= Marc Ambinder =

American university professor, journalist, and television producer (born 1978)

Marc Ambinder (/ˈæmbɪndər/; born c. 1978) is an American university professor, journalist, and television producer. He is a former politics editor at The Atlantic, a White House Correspondent for National Journal, contributing editor for GQ, and was editor-at-large of The Week and a member of the USA Today national board of contributors. In 2017, he was the journalist-in-residence at the University of Pennsylvania School of Law. His third book, The Brink: President Reagan and the Nuclear War Scare of 1983, was published by Simon & Schuster in July 2018. He teaches at the USC Annenberg School for Communication and Journalism, where he leads Annenberg's digital security initiative.

==Education==
Ambinder received a A.B. in history from Harvard University in 2001. He was an associate managing editor of The Harvard Crimson.

==Career==
In 2016, Ambinder was a Leadership Fellow at the University of Southern California's Annenberg School of Communications and Journalism. Since 2017, he has taught investigative journalism, political journalism and national security journalism. He consults for Fortune 100 companies on corporate and strategic communication. Until December 31, 2011 Ambinder was the White House correspondent at the National Journal. He previously worked at ABC News and was chief political consultant to CBS News from 2008 to 2011. For years, he was the author of a political blog, The Hotline.

Though presidential politics and Washington have been his primary areas of interest, he also writes about intelligence and national security, and has broken several stories, including details about the raid on Osama bin Laden.
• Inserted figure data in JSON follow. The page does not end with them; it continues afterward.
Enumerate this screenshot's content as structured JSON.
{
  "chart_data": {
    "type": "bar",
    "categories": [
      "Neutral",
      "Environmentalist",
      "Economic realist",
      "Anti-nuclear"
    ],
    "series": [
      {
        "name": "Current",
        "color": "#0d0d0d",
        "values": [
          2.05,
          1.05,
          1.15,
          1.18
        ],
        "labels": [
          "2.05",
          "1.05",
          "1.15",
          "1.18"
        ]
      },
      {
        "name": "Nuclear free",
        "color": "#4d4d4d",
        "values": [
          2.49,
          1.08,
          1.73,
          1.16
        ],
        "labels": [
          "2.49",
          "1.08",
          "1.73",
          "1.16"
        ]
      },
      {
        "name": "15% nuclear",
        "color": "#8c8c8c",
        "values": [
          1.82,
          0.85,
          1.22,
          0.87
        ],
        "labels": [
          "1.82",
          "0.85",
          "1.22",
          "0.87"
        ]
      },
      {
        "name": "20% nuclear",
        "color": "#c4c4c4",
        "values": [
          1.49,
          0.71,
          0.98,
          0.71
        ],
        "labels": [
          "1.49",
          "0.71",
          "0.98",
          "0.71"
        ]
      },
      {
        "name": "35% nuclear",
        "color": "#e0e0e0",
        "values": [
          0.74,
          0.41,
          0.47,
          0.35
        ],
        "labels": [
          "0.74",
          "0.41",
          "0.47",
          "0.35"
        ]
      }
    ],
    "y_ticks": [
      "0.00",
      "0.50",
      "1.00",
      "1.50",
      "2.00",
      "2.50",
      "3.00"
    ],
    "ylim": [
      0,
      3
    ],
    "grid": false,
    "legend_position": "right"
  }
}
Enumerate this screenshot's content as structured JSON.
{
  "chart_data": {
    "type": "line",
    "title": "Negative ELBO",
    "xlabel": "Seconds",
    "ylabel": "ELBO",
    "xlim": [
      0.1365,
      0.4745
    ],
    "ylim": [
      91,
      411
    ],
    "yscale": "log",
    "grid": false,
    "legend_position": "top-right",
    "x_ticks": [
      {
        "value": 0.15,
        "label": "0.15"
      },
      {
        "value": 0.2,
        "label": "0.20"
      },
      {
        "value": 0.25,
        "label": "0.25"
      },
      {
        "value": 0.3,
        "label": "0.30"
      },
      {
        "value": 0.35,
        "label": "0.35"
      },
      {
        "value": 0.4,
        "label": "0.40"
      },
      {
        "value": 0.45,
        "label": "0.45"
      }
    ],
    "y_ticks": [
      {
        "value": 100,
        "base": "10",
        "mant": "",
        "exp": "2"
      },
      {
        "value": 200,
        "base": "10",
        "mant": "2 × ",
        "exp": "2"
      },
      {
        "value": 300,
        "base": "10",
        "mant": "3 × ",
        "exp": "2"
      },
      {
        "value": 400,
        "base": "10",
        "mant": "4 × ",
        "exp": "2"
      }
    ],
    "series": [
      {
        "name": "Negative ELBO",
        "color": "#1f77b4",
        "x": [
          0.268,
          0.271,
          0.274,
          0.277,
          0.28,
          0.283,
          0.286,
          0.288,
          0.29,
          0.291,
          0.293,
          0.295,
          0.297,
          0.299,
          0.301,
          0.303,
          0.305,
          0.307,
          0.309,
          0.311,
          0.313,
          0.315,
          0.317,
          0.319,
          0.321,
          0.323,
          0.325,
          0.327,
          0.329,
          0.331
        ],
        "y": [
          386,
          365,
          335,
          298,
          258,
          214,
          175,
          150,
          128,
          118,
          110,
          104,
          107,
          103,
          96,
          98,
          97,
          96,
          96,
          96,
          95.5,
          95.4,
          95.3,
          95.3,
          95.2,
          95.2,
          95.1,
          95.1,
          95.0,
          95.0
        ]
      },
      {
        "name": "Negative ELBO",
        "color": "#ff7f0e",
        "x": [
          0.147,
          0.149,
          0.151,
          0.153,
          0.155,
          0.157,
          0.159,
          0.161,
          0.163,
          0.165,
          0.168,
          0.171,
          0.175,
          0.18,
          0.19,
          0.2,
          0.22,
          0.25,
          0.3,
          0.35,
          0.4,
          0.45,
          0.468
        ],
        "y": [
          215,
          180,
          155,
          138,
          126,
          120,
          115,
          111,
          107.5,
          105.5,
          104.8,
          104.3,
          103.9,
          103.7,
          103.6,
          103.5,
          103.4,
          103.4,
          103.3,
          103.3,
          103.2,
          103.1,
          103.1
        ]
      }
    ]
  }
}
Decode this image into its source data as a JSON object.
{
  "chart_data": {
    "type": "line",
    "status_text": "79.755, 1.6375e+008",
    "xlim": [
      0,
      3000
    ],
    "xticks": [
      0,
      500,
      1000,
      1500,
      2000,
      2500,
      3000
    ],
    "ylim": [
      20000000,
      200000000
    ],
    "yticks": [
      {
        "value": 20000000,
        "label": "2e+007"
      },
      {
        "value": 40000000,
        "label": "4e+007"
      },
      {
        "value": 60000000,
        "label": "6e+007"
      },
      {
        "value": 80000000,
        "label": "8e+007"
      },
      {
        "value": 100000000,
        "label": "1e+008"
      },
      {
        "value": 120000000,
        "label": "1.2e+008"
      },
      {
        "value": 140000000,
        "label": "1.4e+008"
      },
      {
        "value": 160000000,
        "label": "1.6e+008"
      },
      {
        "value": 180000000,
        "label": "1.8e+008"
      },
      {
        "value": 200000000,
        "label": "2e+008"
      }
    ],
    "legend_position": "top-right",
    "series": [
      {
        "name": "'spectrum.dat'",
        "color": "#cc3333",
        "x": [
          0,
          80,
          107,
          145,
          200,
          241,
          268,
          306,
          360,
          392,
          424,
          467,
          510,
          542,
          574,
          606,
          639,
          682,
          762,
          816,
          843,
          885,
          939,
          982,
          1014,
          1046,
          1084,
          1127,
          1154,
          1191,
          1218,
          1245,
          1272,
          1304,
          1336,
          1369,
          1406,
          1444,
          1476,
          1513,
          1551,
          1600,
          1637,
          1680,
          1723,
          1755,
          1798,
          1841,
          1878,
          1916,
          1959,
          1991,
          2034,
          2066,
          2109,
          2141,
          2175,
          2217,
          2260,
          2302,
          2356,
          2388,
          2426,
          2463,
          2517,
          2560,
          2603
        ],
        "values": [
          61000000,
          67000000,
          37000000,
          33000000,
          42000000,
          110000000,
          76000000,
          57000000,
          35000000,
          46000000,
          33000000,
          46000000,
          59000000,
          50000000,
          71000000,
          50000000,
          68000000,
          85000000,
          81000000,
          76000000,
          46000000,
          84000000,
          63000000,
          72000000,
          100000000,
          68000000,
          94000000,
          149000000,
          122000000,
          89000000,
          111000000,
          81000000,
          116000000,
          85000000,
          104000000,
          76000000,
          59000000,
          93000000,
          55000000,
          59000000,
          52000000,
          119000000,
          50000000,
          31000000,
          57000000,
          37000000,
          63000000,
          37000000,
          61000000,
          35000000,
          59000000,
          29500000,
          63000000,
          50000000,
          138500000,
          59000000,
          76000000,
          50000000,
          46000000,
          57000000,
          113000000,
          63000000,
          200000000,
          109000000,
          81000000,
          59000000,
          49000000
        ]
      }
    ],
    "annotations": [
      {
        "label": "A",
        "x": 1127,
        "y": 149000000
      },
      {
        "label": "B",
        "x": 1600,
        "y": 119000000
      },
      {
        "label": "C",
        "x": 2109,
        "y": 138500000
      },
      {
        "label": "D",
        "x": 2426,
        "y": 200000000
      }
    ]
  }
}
His first book, "The Command: Inside The President's Secret Army," is an examination of the secretive Joint Special Operations Command.

He has secured access to the protective details of the Secret Service, broken stories about computer failures that jeopardized America’s nuclear arsenal, probed Pakistan’s fragile intelligence services, and became an authority on national security topics ranging from the NSA and surveillance, to the government’s secret commando force, to its secretive continuity of government plans.

He has written for The New York Times, The New Yorker, The Washington Post, Vice, and numerous national magazines. He has been a consulting producer and on-air expert for documentaries about special operations forces, the Secret Service and government doomsday plans. He has been a guest on every national television news network in the U.S., on the BBC, on Al Jazeera International and was a regular analyst on politics for CBS News Radio.

His online journalism has won him several awards and attracted a large Twitter following. He was nominated for an Emmy in 2005 and was part of a team that won a DuPont Silver Baton from Columbia University.

Gawker reported that, in 2009, Ambinder struck a deal with Hillary Clinton spokesman Philippe Reines to provide positive remarks on Clinton in exchange for receiving an advance copy of a Clinton speech. Gawker based its report on a fragment of an email chain they obtained through a Freedom of Information Act request. Both Ambinder and Reines said that the emails lacked critical context, which showed that Ambinder did not actually make any such deal with Reines. Ambinder later said he regretted how such incidents, even when misinterpreted, contributed to the fraying of trust between political journalists and the public, and decried the proliferation of transactional reporting in Washington.

==Personal==
In 2010 Ambinder wrote about his experience with bariatric surgery, which reduced his weight from 235 to 150 pounds. He is married to Michael Park, a corporate strategy consultant.